I’m an independent author, so I still have to work two slave jobs to buy myself enough time to write. So the hardest thing is that in order to get my book exposure and to market it, I have to spend 60+ hours every week using social media. This is fun, and it’s cool that my book sells every day because of my action and the actions of those of you who see this, and by the way let me say I am incredibly grateful and humbled by all the wonderful people I get to meet each day, but because my book doesn’t sell via word of mouth yet, I don’t have as much time to tell the stories and write what I need to. That’s the most challenging.

Time. It’s our most valuable commodity, the only commodity, and all the money in the world won’t buy you another second.

So I have to sacrifice things that I don’t want to in order to budget my time.the tale of onora

I don’t have much of a social life these days, but my goal is to get these books selling enough so that I can take time off to travel and acquire more life experiences that I can integrate into my story so that it becomes even better!
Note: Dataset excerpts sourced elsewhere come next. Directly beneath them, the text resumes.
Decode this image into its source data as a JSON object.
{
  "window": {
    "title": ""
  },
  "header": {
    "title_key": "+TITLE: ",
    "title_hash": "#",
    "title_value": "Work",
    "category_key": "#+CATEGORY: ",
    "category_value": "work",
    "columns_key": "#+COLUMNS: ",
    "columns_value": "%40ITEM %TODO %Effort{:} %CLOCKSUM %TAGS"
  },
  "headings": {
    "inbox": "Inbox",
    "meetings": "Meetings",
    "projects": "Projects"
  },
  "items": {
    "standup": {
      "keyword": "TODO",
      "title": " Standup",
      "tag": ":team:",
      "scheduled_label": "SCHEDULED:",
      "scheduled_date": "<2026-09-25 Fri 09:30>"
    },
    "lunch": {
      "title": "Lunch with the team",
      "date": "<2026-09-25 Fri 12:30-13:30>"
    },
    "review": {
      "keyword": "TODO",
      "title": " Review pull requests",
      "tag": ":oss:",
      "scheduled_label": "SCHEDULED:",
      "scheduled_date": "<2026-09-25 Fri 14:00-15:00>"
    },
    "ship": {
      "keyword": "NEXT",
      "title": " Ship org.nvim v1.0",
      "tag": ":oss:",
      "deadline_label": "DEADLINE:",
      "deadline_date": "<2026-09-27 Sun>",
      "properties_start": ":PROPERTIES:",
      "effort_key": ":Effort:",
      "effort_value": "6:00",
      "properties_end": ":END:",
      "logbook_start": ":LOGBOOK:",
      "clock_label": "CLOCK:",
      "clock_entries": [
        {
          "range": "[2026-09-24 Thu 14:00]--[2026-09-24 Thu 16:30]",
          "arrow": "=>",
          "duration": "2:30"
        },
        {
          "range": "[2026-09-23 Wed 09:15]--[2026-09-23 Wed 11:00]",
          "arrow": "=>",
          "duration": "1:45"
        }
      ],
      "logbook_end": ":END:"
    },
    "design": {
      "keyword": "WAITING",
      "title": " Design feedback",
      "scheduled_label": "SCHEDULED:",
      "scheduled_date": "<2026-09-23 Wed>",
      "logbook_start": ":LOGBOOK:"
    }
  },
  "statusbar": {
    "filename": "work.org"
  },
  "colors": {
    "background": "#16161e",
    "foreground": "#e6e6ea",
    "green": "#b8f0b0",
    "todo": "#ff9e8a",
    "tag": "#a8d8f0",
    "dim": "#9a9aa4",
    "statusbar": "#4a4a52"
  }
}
I never get writers block. But I like writing short books, because it gives me time to see people’s reactions and analyze my own work. Because of this, I’m like a torpedo that has the ability to adjust its course in the face of unpredictable currents so that I can still find my target. One of the ways this benefits the readers is that the future is not set in stone. I have my notes, and my outcomes planned, but as I evolve as a person it all changes. And it benefits them directly in Book Two, which is why it hasn’t been published yet. This month, I added a seven thousand word battle scene that is just pure, unadulterated badassness, and now I’m writing a ritualistic magic scene that is terribly eye-opening and disturbing, but necessary to confront the truth. Both will have increased Book Two’s content by about 30%, which is great for my fans.

  • What kind of questions do you pose in The Tale? Do you have a final answer to them?

The most prominent question I like to pose to people is, “Cui Bono?” Who benefits? If you use logic, you can follow the money, the instruments for control, and get to the bottom of every conflict. The theme of ToO is to “think for yourself”, to “listen to everyone but follow no one, to walk your own path”, and to “love”

Love is the opposite consciousness of fear, and fear is the tool those who serve spiritual wickedness use to enslave you.

If you abandon fear, you’ll see that you have more in common with the Iraqi/Afghani/Syrian/Persian store owners and regular folks than you do with the pedophile freaks who control your governments and industries.

Book One equips the reader with the necessary principles to formulate the necessary actions that one must take to protect him(her)self from the right major crisis that is being orchestrated to finally usher in their global totalitarian rule, and that’s the mathematically inevitable collapse of the US Dollar. This will be the single, most significant event in human history because never has so many nations been dependent on a single currency, and it literally isn’t worth the paper it’s not printed on. It’s an illusion.

So the solution to protecting yourself from the counterparty risk of illusory wealth lies in the opposite consciousness, which is tangible wealth. It’s very simple to minimize your exposure to these criminals. All you have to do is walk away from their rigged casinos and stop playing, withdraw your capital and consent and starve the beast. That’s how it will wither away. That’s how we stop this madness. But it’s up to the individual. It can only be done at an individual level.Each person must be his own savior.

It cannot be done in groups because collectivism forces the individual to sacrifice what’s good and best about himself to a collective entity, which ultimately will never serve the individual’s best interest, no matter how well the intentions of the group start off as.

Groups always form hierarchies, and psychopaths always propel to the top of those hierarchies. De-centralization of power through leaderless resistance is the only way that humanity will break the cycle of slavery over the last 6,000 years that it has been a victim of.